Mi-bourrin, mi-maverick, Ryan Adams continue de frustrer.
Il ne suffit pas, pour devenir Johnny Cash, de s’habiller en noir, de faire une tête de cochon à l’heure du boudin noir puis de maugréer des chansons coriaces sur les femmes, les hommes et toutes les crevasses entre eux. De Whiskeytown, son groupe mâle, à une carrière solo soupe au lait, Ryan Adams a pourtant parfois atteint ce sommet escarpé, parlé l’Americana avec le plus convaincant, terrifiant et délicieux accent – comment se remettre de New York, New York ou de To Be Young ? Dans ces miracles d’inspiration, il incarna un best of de l’Amérique ténébreuse, maléfique.

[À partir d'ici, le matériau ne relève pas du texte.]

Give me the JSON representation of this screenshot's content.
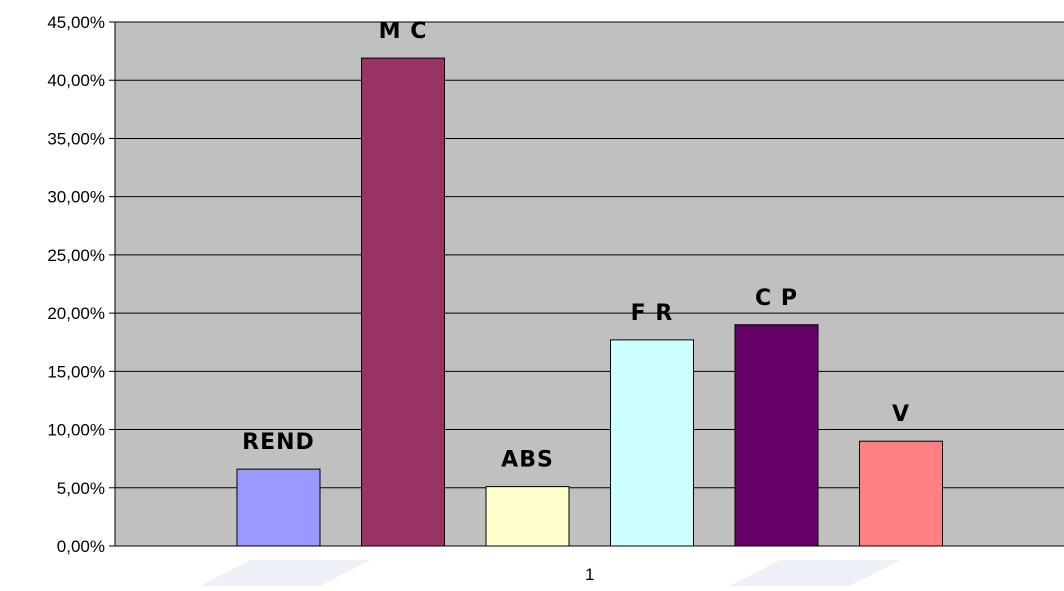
{
  "chart_data": {
    "type": "bar",
    "categories": [
      "1"
    ],
    "series": [
      {
        "label": "REND",
        "value": 6.6,
        "color": "#9999FF"
      },
      {
        "label": "M C",
        "value": 41.9,
        "color": "#993366"
      },
      {
        "label": "ABS",
        "value": 5.1,
        "color": "#FFFFCC"
      },
      {
        "label": "F R",
        "value": 17.7,
        "color": "#CCFFFF"
      },
      {
        "label": "C P",
        "value": 19.0,
        "color": "#660066"
      },
      {
        "label": "V",
        "value": 9.0,
        "color": "#FF8080"
      }
    ],
    "ylim": [
      0,
      45
    ],
    "yticks": [
      "0,00%",
      "5,00%",
      "10,00%",
      "15,00%",
      "20,00%",
      "25,00%",
      "30,00%",
      "35,00%",
      "40,00%",
      "45,00%"
    ],
    "grid": true,
    "plot_background": "#C0C0C0",
    "legend": "none"
  }
}
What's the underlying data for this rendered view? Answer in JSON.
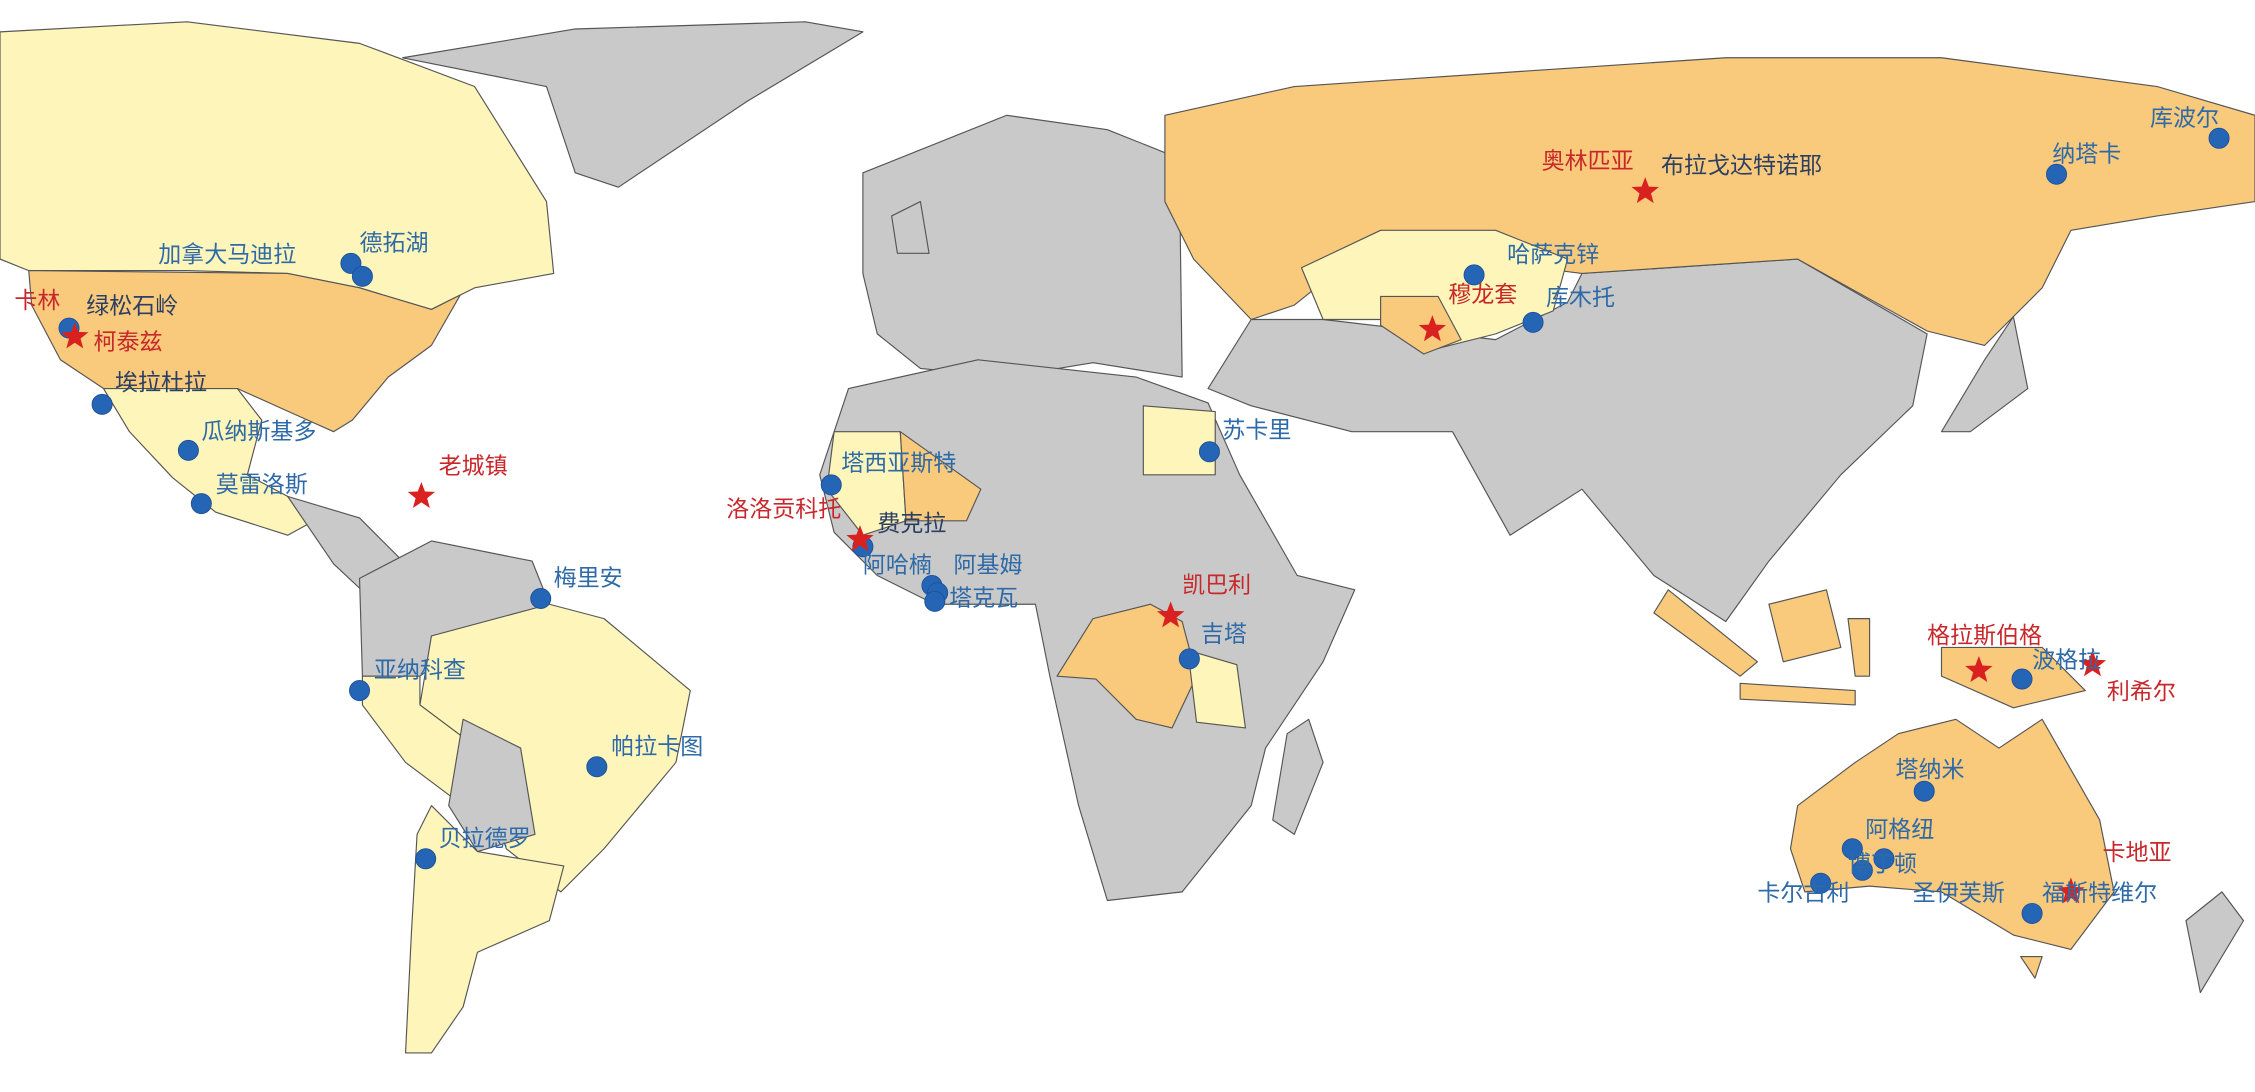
{
  "colors": {
    "gold_dot": "#2565b5",
    "star": "#d9221f",
    "label_blue": "#2e6aa8",
    "label_red": "#c8282b",
    "label_navy": "#2b3f63",
    "country_orange": "#f9c97c",
    "country_yellow": "#fdf5b9",
    "country_gray": "#c9c9c9"
  },
  "legend_icons": {
    "dot": "circle-marker-icon",
    "star": "star-marker-icon"
  },
  "markers": [
    {
      "name": "加拿大马迪拉",
      "marker": "dot",
      "label": "blue"
    },
    {
      "name": "德拓湖",
      "marker": "dot",
      "label": "blue"
    },
    {
      "name": "卡林",
      "marker": "none",
      "label": "red"
    },
    {
      "name": "绿松石岭",
      "marker": "dot",
      "label": "navy"
    },
    {
      "name": "柯泰兹",
      "marker": "star",
      "label": "red"
    },
    {
      "name": "埃拉杜拉",
      "marker": "dot",
      "label": "navy"
    },
    {
      "name": "瓜纳斯基多",
      "marker": "dot",
      "label": "blue"
    },
    {
      "name": "莫雷洛斯",
      "marker": "dot",
      "label": "blue"
    },
    {
      "name": "老城镇",
      "marker": "star",
      "label": "red"
    },
    {
      "name": "梅里安",
      "marker": "dot",
      "label": "blue"
    },
    {
      "name": "亚纳科查",
      "marker": "dot",
      "label": "blue"
    },
    {
      "name": "帕拉卡图",
      "marker": "dot",
      "label": "blue"
    },
    {
      "name": "贝拉德罗",
      "marker": "dot",
      "label": "blue"
    },
    {
      "name": "塔西亚斯特",
      "marker": "dot",
      "label": "blue"
    },
    {
      "name": "洛洛贡科托",
      "marker": "star",
      "label": "red"
    },
    {
      "name": "费克拉",
      "marker": "dot",
      "label": "navy"
    },
    {
      "name": "阿哈楠",
      "marker": "dot",
      "label": "blue"
    },
    {
      "name": "阿基姆",
      "marker": "dot",
      "label": "blue"
    },
    {
      "name": "塔克瓦",
      "marker": "dot",
      "label": "blue"
    },
    {
      "name": "苏卡里",
      "marker": "dot",
      "label": "blue"
    },
    {
      "name": "凯巴利",
      "marker": "star",
      "label": "red"
    },
    {
      "name": "吉塔",
      "marker": "dot",
      "label": "blue"
    },
    {
      "name": "奥林匹亚",
      "marker": "star",
      "label": "red"
    },
    {
      "name": "布拉戈达特诺耶",
      "marker": "none",
      "label": "navy"
    },
    {
      "name": "哈萨克锌",
      "marker": "dot",
      "label": "blue"
    },
    {
      "name": "穆龙套",
      "marker": "star",
      "label": "red"
    },
    {
      "name": "库木托",
      "marker": "dot",
      "label": "blue"
    },
    {
      "name": "纳塔卡",
      "marker": "dot",
      "label": "blue"
    },
    {
      "name": "库波尔",
      "marker": "dot",
      "label": "blue"
    },
    {
      "name": "格拉斯伯格",
      "marker": "star",
      "label": "red"
    },
    {
      "name": "波格拉",
      "marker": "dot",
      "label": "blue"
    },
    {
      "name": "利希尔",
      "marker": "star",
      "label": "red"
    },
    {
      "name": "塔纳米",
      "marker": "dot",
      "label": "blue"
    },
    {
      "name": "阿格纽",
      "marker": "dot",
      "label": "blue"
    },
    {
      "name": "博丁顿",
      "marker": "dot",
      "label": "blue"
    },
    {
      "name": "圣伊芙斯",
      "marker": "dot",
      "label": "blue"
    },
    {
      "name": "卡尔古利",
      "marker": "dot",
      "label": "blue"
    },
    {
      "name": "卡地亚",
      "marker": "star",
      "label": "red"
    },
    {
      "name": "福斯特维尔",
      "marker": "dot",
      "label": "blue"
    }
  ]
}
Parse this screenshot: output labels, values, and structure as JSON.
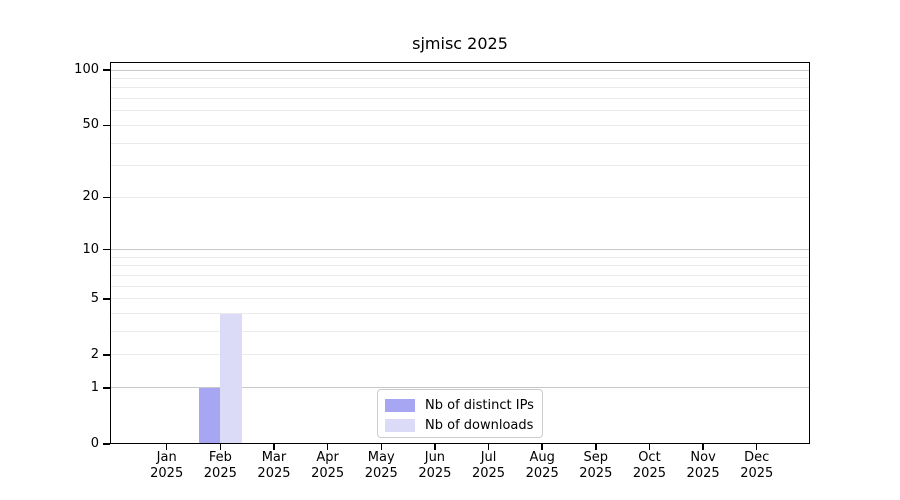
{
  "chart_data": {
    "type": "bar",
    "title": "sjmisc 2025",
    "months": [
      "Jan",
      "Feb",
      "Mar",
      "Apr",
      "May",
      "Jun",
      "Jul",
      "Aug",
      "Sep",
      "Oct",
      "Nov",
      "Dec"
    ],
    "year": "2025",
    "series": [
      {
        "name": "Nb of distinct IPs",
        "color": "#a6a6f2",
        "values": [
          0,
          1,
          0,
          0,
          0,
          0,
          0,
          0,
          0,
          0,
          0,
          0
        ]
      },
      {
        "name": "Nb of downloads",
        "color": "#dbdbf8",
        "values": [
          0,
          4,
          0,
          0,
          0,
          0,
          0,
          0,
          0,
          0,
          0,
          0
        ]
      }
    ],
    "y_axis": {
      "scale": "log1p",
      "tick_labels": [
        0,
        1,
        2,
        5,
        10,
        20,
        50,
        100
      ],
      "major_gridlines": [
        1,
        10,
        100
      ],
      "minor_gridlines": [
        2,
        3,
        4,
        5,
        6,
        7,
        8,
        9,
        20,
        30,
        40,
        50,
        60,
        70,
        80,
        90
      ],
      "min": 0,
      "max": 100
    },
    "legend": {
      "position": "bottom-center"
    },
    "colors": {
      "axis": "#000000",
      "major_grid": "#c8c8c8",
      "minor_grid": "#ebebeb",
      "legend_border": "#cccccc",
      "background": "#ffffff"
    }
  }
}
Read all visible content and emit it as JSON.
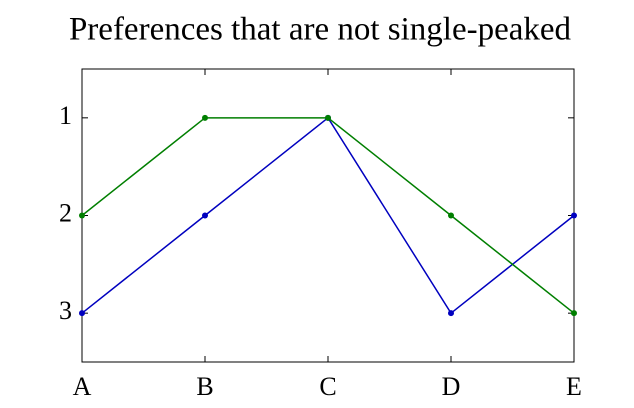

Noir c’est noir : les costards de Johnny Cash, mais aussi les lunettes de Lou Reed, les chemises d’Orbison et les visions de Springsteen.
La vie en rosse, donc, une fois encore égrénée sur ce Easy Tiger où le problème de Ryan Adams n’est pas tant son songwriting – ses histoires à dormir debout continuent de provoquer des cauchemars – mais les sales canassons qu’il utilise souvent pour traîner ses chansons : pour quelques purs-sangs, quelques mavericks, combien de chevaux trait ce cow-boy a-t-il ainsi chevauché dans son incertaine carrière ? Car entre deux coups de génie ou de sang, Ryan Adams a la facheuse tendance de se laisser aller à un rock ventru et adulte, à des chansons kilométriques et rectilignes, idéales pour le pick-up et les chemises à carreaux et tâches de sang.
A ces étalages de biscottos, à ce cette kermesse de la grosse burne dans le froc Wrangler, on préfèrera toujours Adams le moral dans les santiags, le romantisme dans le caniveau. Ainsi, ici, le neilyoungien Off Broadway ou le crooning malade de Goodnight Rose continuent d’alimenter la bienveillance, et de faire de Ryan Adams l’une des plus intrigantes et frustrantes énigmes de l’Americana.